Without this evil, it would not have happened.

[Valeriy Yastremskiy]

Vladimir Simakov:
And it's evil to change someone else's macro substitution. Especially if they are predefined environment macros. It doesn't matter where in the end, after all the files of the project are assembled, the overriding of the macro will end up. You'd better define your own _VALUE macro.

May I ask why you can't use the VALUE value assignment to a global variable and multiply it and substitute it in the final define?

[Vladimir Simakov]

Valeriy Yastremskiy:
May I ask why you can't use a VALUE assignment to a global variable and multiply it and substitute it in the final define?

You can, but then the meaning of macro substitution is lost (substitute values in the code).

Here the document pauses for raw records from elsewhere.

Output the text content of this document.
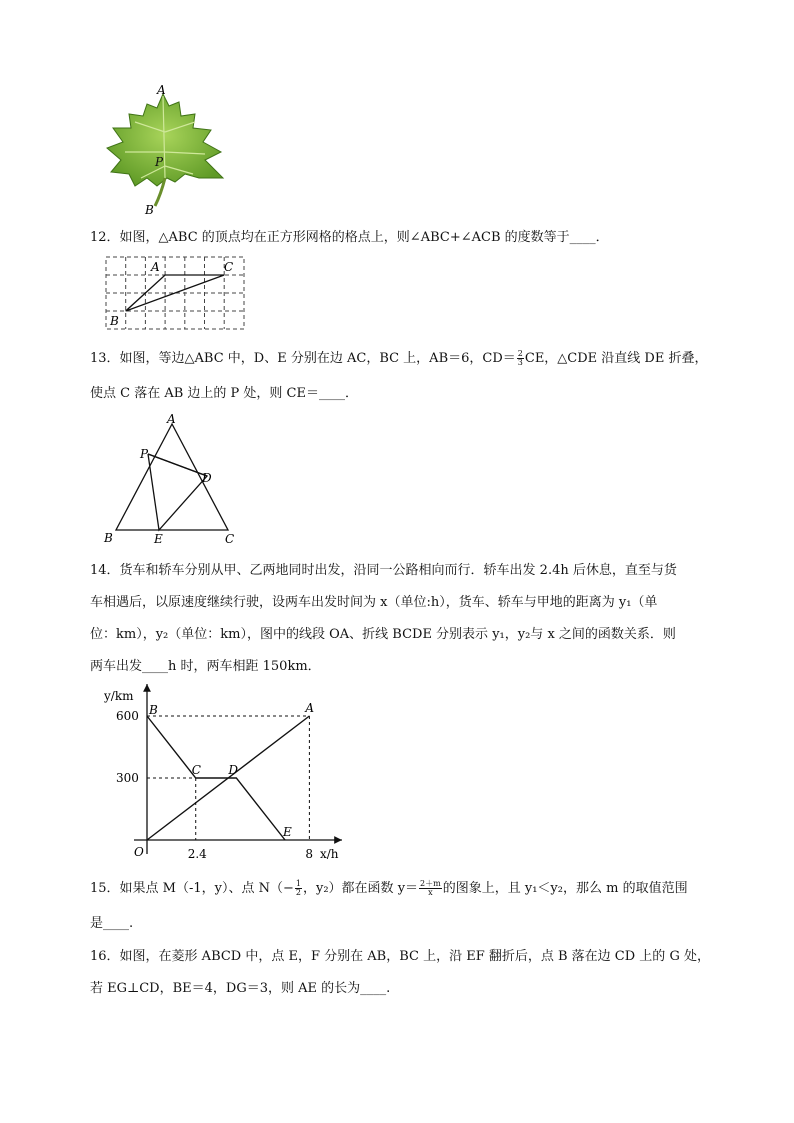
A
P
B
12．如图，△ABC 的顶点均在正方形网格的格点上，则∠ABC+∠ACB 的度数等于____．
A	C
B
13．如图，等边△ABC 中，D、E 分别在边 AC，BC 上，AB＝6，$CD= \frac{2}{3}$ CE，△CDE 沿直线 DE 折叠，
使点 C 落在 AB 边上的 P 处，则 CE＝____．
A
P
D
B	E	C
14．货车和轿车分别从甲、乙两地同时出发，沿同一公路相向而行．轿车出发 2.4h 后休息，直至与货
车相遇后，以原速度继续行驶，设两车出发时间为 x（单位:h），货车、轿车与甲地的距离为 y₁（单
位：km），y₂（单位：km），图中的线段 OA、折线 BCDE 分别表示 y₁，y₂与 x 之间的函数关系．则
两车出发____h 时，两车相距 150km．
y/km
x/h
O
600
300
2.4	8
A
B
C D
E
15．如果点 M（-1，y）、点 $N(- \frac{1}{2}$ ，y₂）都在函数 $y= \frac{2+m}{x}$ 的图象上，且 y₁＜y₂，那么 m 的取值范围
是____.
16．如图，在菱形 ABCD 中，点 E，F 分别在 AB，BC 上，沿 EF 翻折后，点 B 落在边 CD 上的 G 处，
若 EG⊥CD，BE＝4，DG＝3，则 AE 的长为____.
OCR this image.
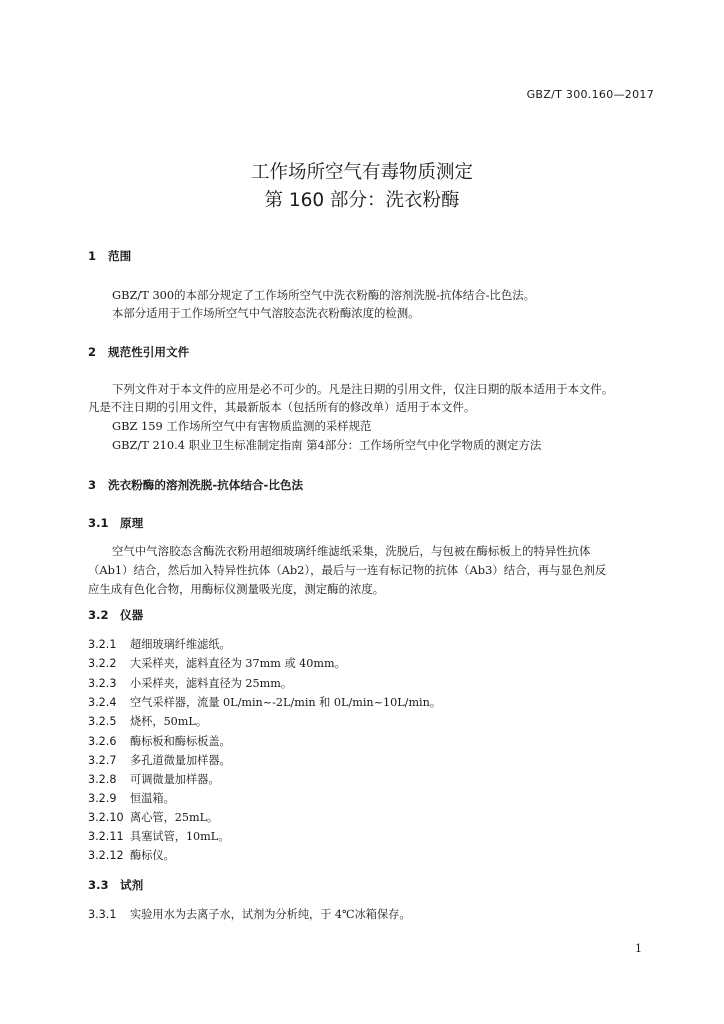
GBZ/T 300.160—2017
工作场所空气有毒物质测定
第 160 部分：洗衣粉酶
1 范围
GBZ/T 300的本部分规定了工作场所空气中洗衣粉酶的溶剂洗脱-抗体结合-比色法。
本部分适用于工作场所空气中气溶胶态洗衣粉酶浓度的检测。
2 规范性引用文件
下列文件对于本文件的应用是必不可少的。凡是注日期的引用文件，仅注日期的版本适用于本文件。
凡是不注日期的引用文件，其最新版本（包括所有的修改单）适用于本文件。
GBZ 159 工作场所空气中有害物质监测的采样规范
GBZ/T 210.4 职业卫生标准制定指南 第4部分：工作场所空气中化学物质的测定方法
3 洗衣粉酶的溶剂洗脱-抗体结合-比色法
3.1 原理
空气中气溶胶态含酶洗衣粉用超细玻璃纤维滤纸采集，洗脱后，与包被在酶标板上的特异性抗体
（Ab1）结合，然后加入特异性抗体（Ab2），最后与一连有标记物的抗体（Ab3）结合，再与显色剂反
应生成有色化合物，用酶标仪测量吸光度，测定酶的浓度。
3.2 仪器
3.2.1 超细玻璃纤维滤纸。
3.2.2 大采样夹，滤料直径为 37mm 或 40mm。
3.2.3 小采样夹，滤料直径为 25mm。
3.2.4 空气采样器，流量 0L/min~-2L/min 和 0L/min~10L/min。
3.2.5 烧杯，50mL。
3.2.6 酶标板和酶标板盖。
3.2.7 多孔道微量加样器。
3.2.8 可调微量加样器。
3.2.9 恒温箱。
3.2.10 离心管，25mL。
3.2.11 具塞试管，10mL。
3.2.12 酶标仪。
3.3 试剂
3.3.1 实验用水为去离子水，试剂为分析纯，于 4℃冰箱保存。
1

All hope remains on the compiler, that it converts const type (have you, by the way, defined the variable type?) to c++ constexpr type

But otherwise, yes, you can.

#ifdef  MACROS
   const int gValue=2*VALUE;
   #undef  VALUE
   #define  VALUE gValue
#endif

[fxsaber]

Vladimir Simakov:

But then, yes, you can.

It won't work with that.

void Func( int = VALUE ) {}

[Vladimir Simakov]

fxsaber:

It won't work with this one.

Right. Once again, let's ask constexpr to make it like this

constexpr auto x = 100;

void Foo(int _x = x) {
    std::cout << _x<<std::endl;
}

int main() {
    Foo();
    return 0;
}

[Andrey Khatimlianskii]

fxsaber:

This approach probably doesn't work anywhere. As there is such a substitution going on, where the VALUE on the right is not defined.

Apparently, I don't understand how the compiler works at all. I imagined that strings are parsed sequentially. So there is no undefined value on the right:

#define  VALUE 10       // VALUE = 10
#define  TMP VALUE      // TMP = 10
#undef  VALUE           // VALUE = EMPTY
#define  VALUE (TMP*2)  // TMP = 10, следовательно VALUE = 20

[fxsaber]

Andrey Khatimlianskii:

Apparently, I don't understand how the compiler works at all. I imagined that strings are analysed sequentially. So there is no undefined value on the right:

Works top-down like text replacement. I.e. "TMP" will be replaced by "VALUE".

[Vladimir Simakov]

Andrey Khatimlianskii:

Apparently, I don't understand how the compiler works at all. I imagined that strings are analysed sequentially. So there is no undefined value on the right:

It's not the compiler - it's the preprocessor)

#define  VALUE (TMP*2)

turns into

#define  VALUE (VALUE*2)

, and your VALUE is undefined.